Dünya mükemmel bir yer değildi ancak bazı insanları mükemmel olmaya zorluyordu. Bazen sırf bu yüzden, kimsenin umurunda olmayacak ancak herkesin iyiliği için lazım olan bir zırha bürünmeniz ve olduğundan daha fazla kibirli gözükmeniz gerekebiliyordu. Bunları böyle ahkam keser gibi söylüyor olmam da esasında bunları yaşamış olmamdan kaynaklanıyordu.
"Keven, çık odadan!"
Hailey'in sesi kulağıma dolduğunda sırtımı kapının pervazına yaslamıştım. Odada durmamın tek nedeni Hailey'in Amber'e pembe bir gelinlik giydirecek olma korkusuydu. Amber'in buna izin vermeyeceğini çok iyi bilsem de, o pembe cadının oyunlarından korkuyordum. Kazara diyerek alakasızca elinde duran kadehteki şarabı gelinimin üzerine dökebilirdi. Bu durumda da Hailey son çare olarak, henüz evlenme gibi bir niyeti olmasa da, eşyalarının arasında duran pembenin bilmem hangi tonundaki gelinliği Amber'e giydirebilirdi.

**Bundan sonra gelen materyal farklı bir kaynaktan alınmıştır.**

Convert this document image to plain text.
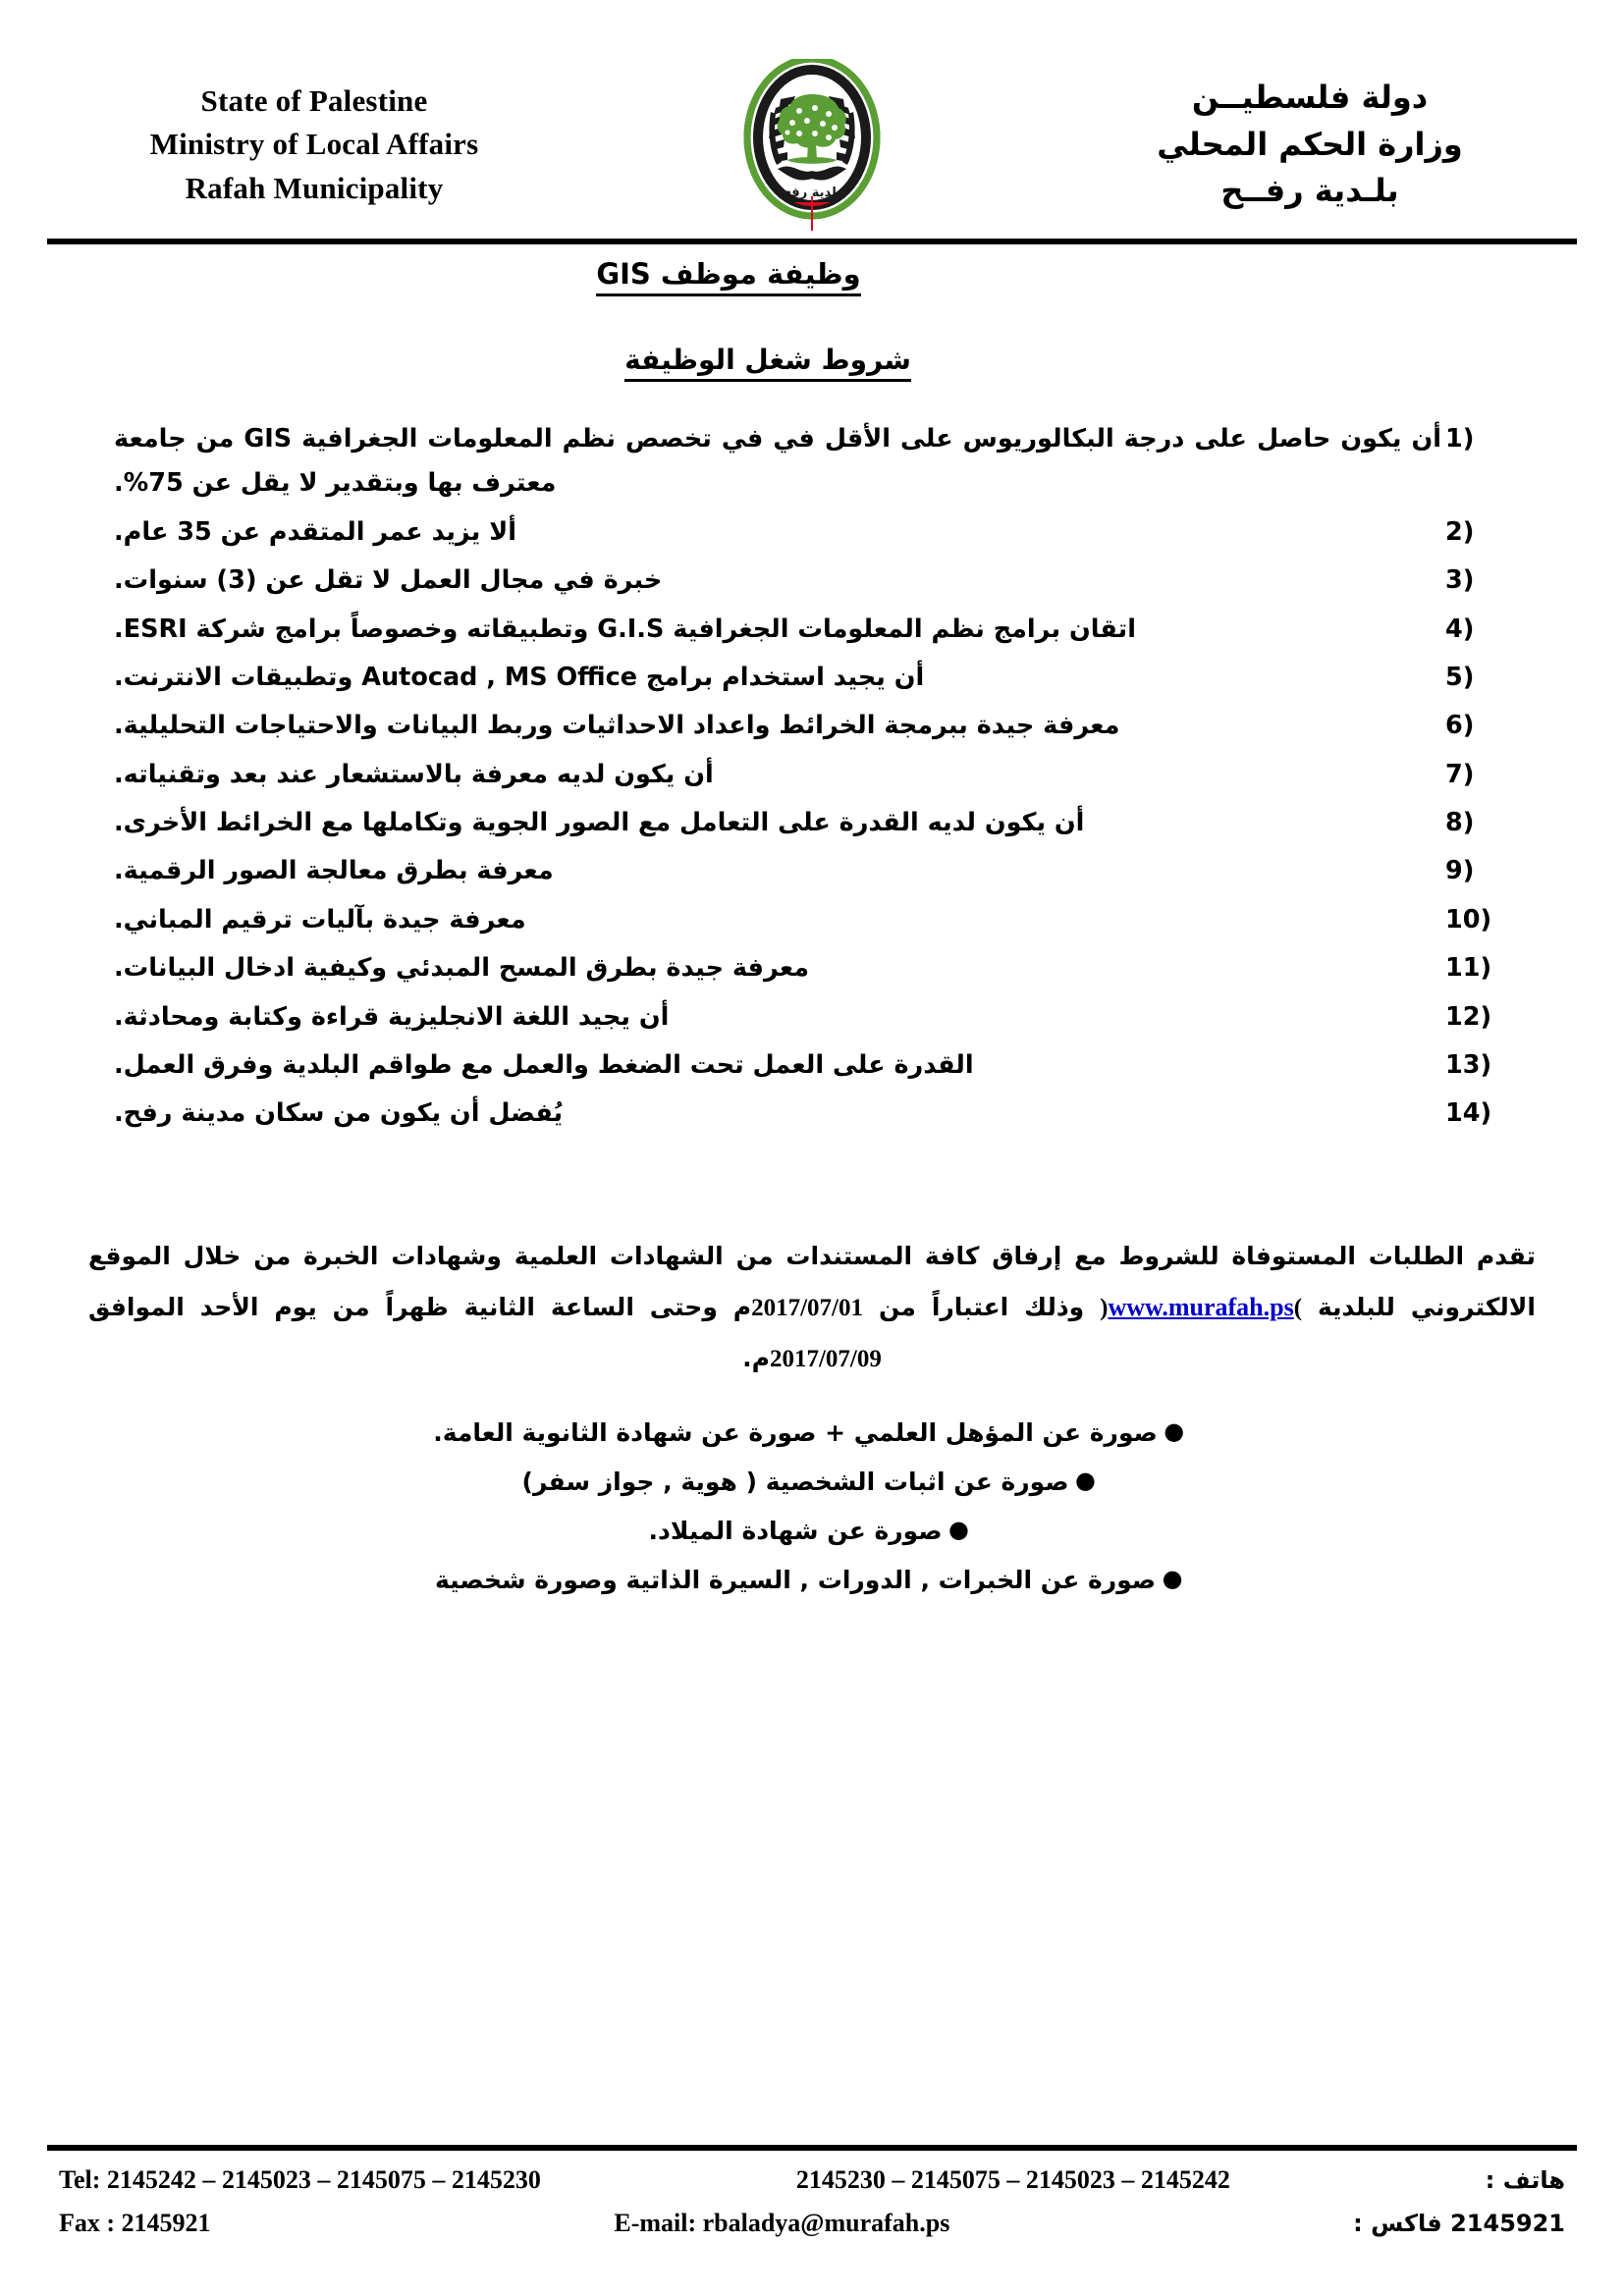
State of Palestine
Ministry of Local Affairs
Rafah Municipality	بلدية رفح
دولة فلسطيــن
وزارة الحكم المحلي
بلـدية رفــح
وظيفة موظف GIS
شروط شغل الوظيفة
أن يكون حاصل على درجة البكالوريوس على الأقل في في تخصص نظم المعلومات الجغرافية GIS من جامعة معترف بها وبتقدير لا يقل عن 75%.
ألا يزيد عمر المتقدم عن 35 عام.
خبرة في مجال العمل لا تقل عن (3) سنوات.
اتقان برامج نظم المعلومات الجغرافية G.I.S وتطبيقاته وخصوصاً برامج شركة ESRI.
أن يجيد استخدام برامج Autocad , MS Office وتطبيقات الانترنت.
معرفة جيدة ببرمجة الخرائط واعداد الاحداثيات وربط البيانات والاحتياجات التحليلية.
أن يكون لديه معرفة بالاستشعار عند بعد وتقنياته.
أن يكون لديه القدرة على التعامل مع الصور الجوية وتكاملها مع الخرائط الأخرى.
معرفة بطرق معالجة الصور الرقمية.
معرفة جيدة بآليات ترقيم المباني.
معرفة جيدة بطرق المسح المبدئي وكيفية ادخال البيانات.
أن يجيد اللغة الانجليزية قراءة وكتابة ومحادثة.
القدرة على العمل تحت الضغط والعمل مع طواقم البلدية وفرق العمل.
يُفضل أن يكون من سكان مدينة رفح.

تقدم الطلبات المستوفاة للشروط مع إرفاق كافة المستندات من الشهادات العلمية وشهادات الخبرة من خلال الموقع الالكتروني للبلدية (www.murafah.ps) وذلك اعتباراً من 2017/07/01م وحتى الساعة الثانية ظهراً من يوم الأحد الموافق 2017/07/09م.

●صورة عن المؤهل العلمي + صورة عن شهادة الثانوية العامة.
●صورة عن اثبات الشخصية ( هوية , جواز سفر)
●صورة عن شهادة الميلاد.
●صورة عن الخبرات , الدورات , السيرة الذاتية وصورة شخصية
Tel: 2145242 – 2145023 – 2145075 – 2145230	2145230 – 2145075 – 2145023 – 2145242	هاتف :
Fax : 2145921	E-mail: rbaladya@murafah.ps	2145921 فاكس :
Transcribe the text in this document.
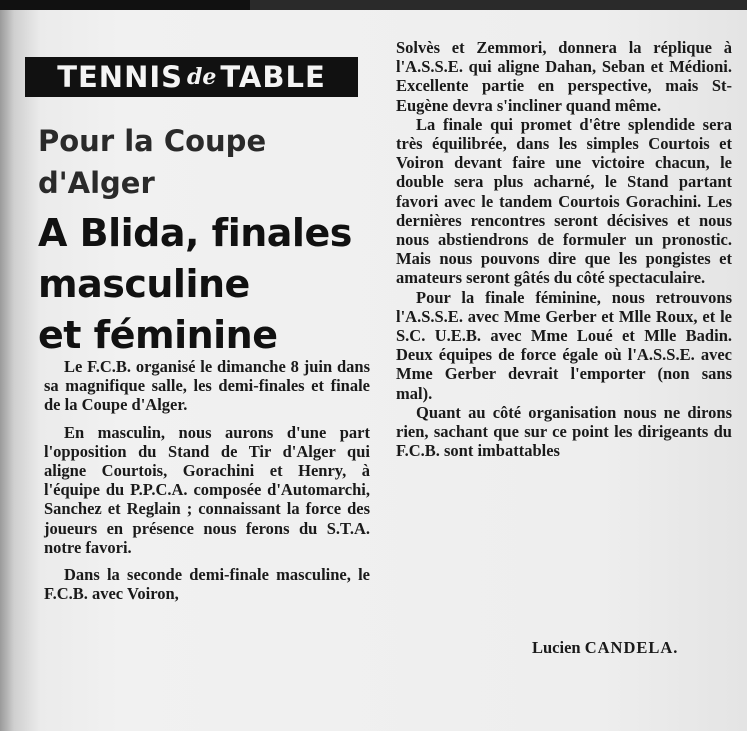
TENNIS de TABLE
Pour la Coupe
d'Alger
A Blida, finales
masculine
et féminine

Le F.C.B. organisé le dimanche 8 juin dans sa magnifique salle, les demi-finales et finale de la Coupe d'Alger.

En masculin, nous aurons d'une part l'opposition du Stand de Tir d'Alger qui aligne Courtois, Gorachini et Henry, à l'équipe du P.P.C.A. composée d'Automarchi, Sanchez et Reglain ; connaissant la force des joueurs en présence nous ferons du S.T.A. notre favori.

Dans la seconde demi-finale masculine, le F.C.B. avec Voiron,

Solvès et Zemmori, donnera la réplique à l'A.S.S.E. qui aligne Dahan, Seban et Médioni. Excellente partie en perspective, mais St-Eugène devra s'incliner quand même.

La finale qui promet d'être splendide sera très équilibrée, dans les simples Courtois et Voiron devant faire une victoire chacun, le double sera plus acharné, le Stand partant favori avec le tandem Courtois Gorachini. Les dernières rencontres seront décisives et nous nous abstiendrons de formuler un pronostic. Mais nous pouvons dire que les pongistes et amateurs seront gâtés du côté spectaculaire.

Pour la finale féminine, nous retrouvons l'A.S.S.E. avec Mme Gerber et Mlle Roux, et le S.C. U.E.B. avec Mme Loué et Mlle Badin. Deux équipes de force égale où l'A.S.S.E. avec Mme Gerber devrait l'emporter (non sans mal).

Quant au côté organisation nous ne dirons rien, sachant que sur ce point les dirigeants du F.C.B. sont imbattables

Lucien CANDELA.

"Sen pembeli pençelerini Amber'in üzerinden çekmedikçe burada dikilmeye devam edeceğim."
Şu durum Amber için ne kadar sinir bozucu dursa da, az biraz o anı görmeyi istemiyor değildim. Gözlerimi kapattığımda Amber'in Hailey'e vereceği tepki gözlerimin önünde canlanmıştı bile. Sinirden istemsizce dişleri çıkacaktı. Gözleri irice açılacak, rengi yeşilden bala çalacaktı. Ela gözlü olmanın avantajını bir kez daha gösterecek ve beni milyonuncu kez büyüleyecekti. Dişlerinin altında ezilen bordo rujlu, en sevdiği ruj rengi buydu, dudakları ise yine istemsizce büzülecek ve hafiften aşağıya doğru düşecekti. Yanakları ise kızarmak için dirense de bir vampire ait oldukları için beyaz kalmaya devam edeceklerdi.
Sonrasında Amber, Hailey'e bağırmak yerine tıslayacaktı. Sinirlendiğinde en çok bunu seviyordum. Dişlerinin arasından çıkan kelimeler, onun aslında bağıramayacak kadar narin bir ruha sahip olduğunu ama biraz daha ileriye giderse bir canavara dönüşebileceğini hissettiriyordu. Bu halini seviyordum, her halini seviyordum. Onunla beraber yaşadığımı hissediyordum. Zira ben bu hissi yakın zaman önce kaybetmiştim.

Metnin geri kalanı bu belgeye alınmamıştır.